The fraction of dark matter within galaxies from the IllustrisTNG simulations

TL;DR

This paper uses the IllustrisTNG simulations to predict dark matter fractions and velocity profiles in galaxies, showing good agreement with observations and revealing how dark matter content evolves with redshift and galaxy mass.

Contribution

It provides the first comprehensive theoretical predictions for dark matter fractions within galaxies from the IllustrisTNG simulations, including their evolution and comparison with observational data.

Findings

TNG predicts flat circular velocity curves for MW-like galaxies at z=0.

Dark matter fractions within half-mass radius increase over time, especially at lower redshifts.
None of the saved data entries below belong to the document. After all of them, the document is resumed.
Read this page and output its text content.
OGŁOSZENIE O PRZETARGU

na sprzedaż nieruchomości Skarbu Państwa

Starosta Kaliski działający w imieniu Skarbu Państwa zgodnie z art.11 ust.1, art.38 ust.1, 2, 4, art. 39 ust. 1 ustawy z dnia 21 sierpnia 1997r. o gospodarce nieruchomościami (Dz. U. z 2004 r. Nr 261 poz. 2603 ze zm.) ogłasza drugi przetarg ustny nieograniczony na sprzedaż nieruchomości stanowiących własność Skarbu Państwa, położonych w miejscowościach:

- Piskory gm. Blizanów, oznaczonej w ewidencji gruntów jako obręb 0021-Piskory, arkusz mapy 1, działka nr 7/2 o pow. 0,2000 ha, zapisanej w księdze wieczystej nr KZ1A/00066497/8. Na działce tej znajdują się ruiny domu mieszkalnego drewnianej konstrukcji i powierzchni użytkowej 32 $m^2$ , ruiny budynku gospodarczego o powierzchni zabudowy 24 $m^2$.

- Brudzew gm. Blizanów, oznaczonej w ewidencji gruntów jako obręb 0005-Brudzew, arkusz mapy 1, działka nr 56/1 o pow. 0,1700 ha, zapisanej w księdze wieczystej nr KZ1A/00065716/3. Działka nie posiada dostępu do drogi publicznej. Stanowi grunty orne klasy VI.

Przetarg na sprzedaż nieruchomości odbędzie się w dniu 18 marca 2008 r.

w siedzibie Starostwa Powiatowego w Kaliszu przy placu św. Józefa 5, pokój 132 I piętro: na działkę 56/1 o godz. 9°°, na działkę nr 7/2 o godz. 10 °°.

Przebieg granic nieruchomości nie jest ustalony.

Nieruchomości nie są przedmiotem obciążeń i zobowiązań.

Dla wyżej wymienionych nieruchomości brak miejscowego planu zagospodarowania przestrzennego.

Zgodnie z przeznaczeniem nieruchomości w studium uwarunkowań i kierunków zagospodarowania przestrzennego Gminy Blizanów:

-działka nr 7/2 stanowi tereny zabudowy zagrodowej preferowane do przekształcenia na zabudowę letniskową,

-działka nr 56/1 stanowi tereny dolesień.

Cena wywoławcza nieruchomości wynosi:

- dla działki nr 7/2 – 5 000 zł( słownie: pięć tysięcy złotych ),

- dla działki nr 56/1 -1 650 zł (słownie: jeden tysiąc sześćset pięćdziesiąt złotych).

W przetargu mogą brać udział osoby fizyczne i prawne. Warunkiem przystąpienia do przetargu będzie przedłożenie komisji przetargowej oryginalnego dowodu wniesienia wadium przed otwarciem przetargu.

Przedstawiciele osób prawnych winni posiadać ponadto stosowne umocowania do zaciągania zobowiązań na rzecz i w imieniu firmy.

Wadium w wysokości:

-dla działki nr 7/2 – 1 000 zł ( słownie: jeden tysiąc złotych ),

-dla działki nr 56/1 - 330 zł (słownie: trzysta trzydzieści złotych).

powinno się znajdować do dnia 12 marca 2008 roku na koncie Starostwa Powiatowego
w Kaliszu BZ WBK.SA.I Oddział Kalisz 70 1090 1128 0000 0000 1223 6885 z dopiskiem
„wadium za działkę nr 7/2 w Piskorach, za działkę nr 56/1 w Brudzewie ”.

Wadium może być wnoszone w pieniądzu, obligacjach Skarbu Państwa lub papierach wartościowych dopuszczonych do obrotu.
TNG results align with observational data when using a Chabrier IMF and consistent measurement apertures.

Abstract

We use the IllustrisTNG (TNG) cosmological simulations to provide theoretical expectations for the dark matter mass fractions (DMFs) and circular velocity profiles of galaxies. TNG predicts flat circular velocity curves for $z = 0$ Milky Way (MW)-like galaxies beyond a few kpc from the galaxy centre, in better agreement with observational constraints than its predecessor, Illustris. TNG also predicts an enhancement of the dark matter mass within the 3D stellar half-mass radius ($r_\mathrm{half}$; $M_\mathrm{200c} = 10^{10}-10^{13}\mathrm{M}_{\odot}$, $z \le2$) compared to its dark matter only and Illustris counterparts. This enhancement leads TNG present-day galaxies to be dominated by dark matter within their inner regions, with $f_\mathrm{DM}(<r_\mathrm{half})\gtrsim0.5$ at all masses and with a minimum for MW-mass galaxies. The 1$\sigma$ scatter is $\lesssim$ 10~per~cent at all apertures, which is smaller than that inferred by some observational datasets, e.g. 40 per cent from the SLUGGS survey. TNG agrees with the majority of the observationally inferred values for elliptical galaxies once a consistent IMF is adopted (Chabrier) and the DMFs are measured within the same apertures. The DMFs measured within $r_\mathrm{half}$ increase towards lower redshifts: this evolution is dominated by the increase in galaxy size with time. At $z\sim2$, the DMF in disc-like TNG galaxies decreases with increasing galaxy mass, with $f_\mathrm{DM}(<r_\mathrm{half}) \sim 0.10-0.65$ for $10^{10} \lesssim M_{\rm stars}/\mathrm{M}_{\odot} \lesssim 10^{12}$, and are two times higher than if TNG galaxies resided in Navarro-Frenk-White dark matter haloes unaffected by baryonic physics. It remains to be properly assessed whether recent observational estimates of the DMFs at $z\sim2$ rule out the contraction of the dark matter haloes predicted by the TNG model.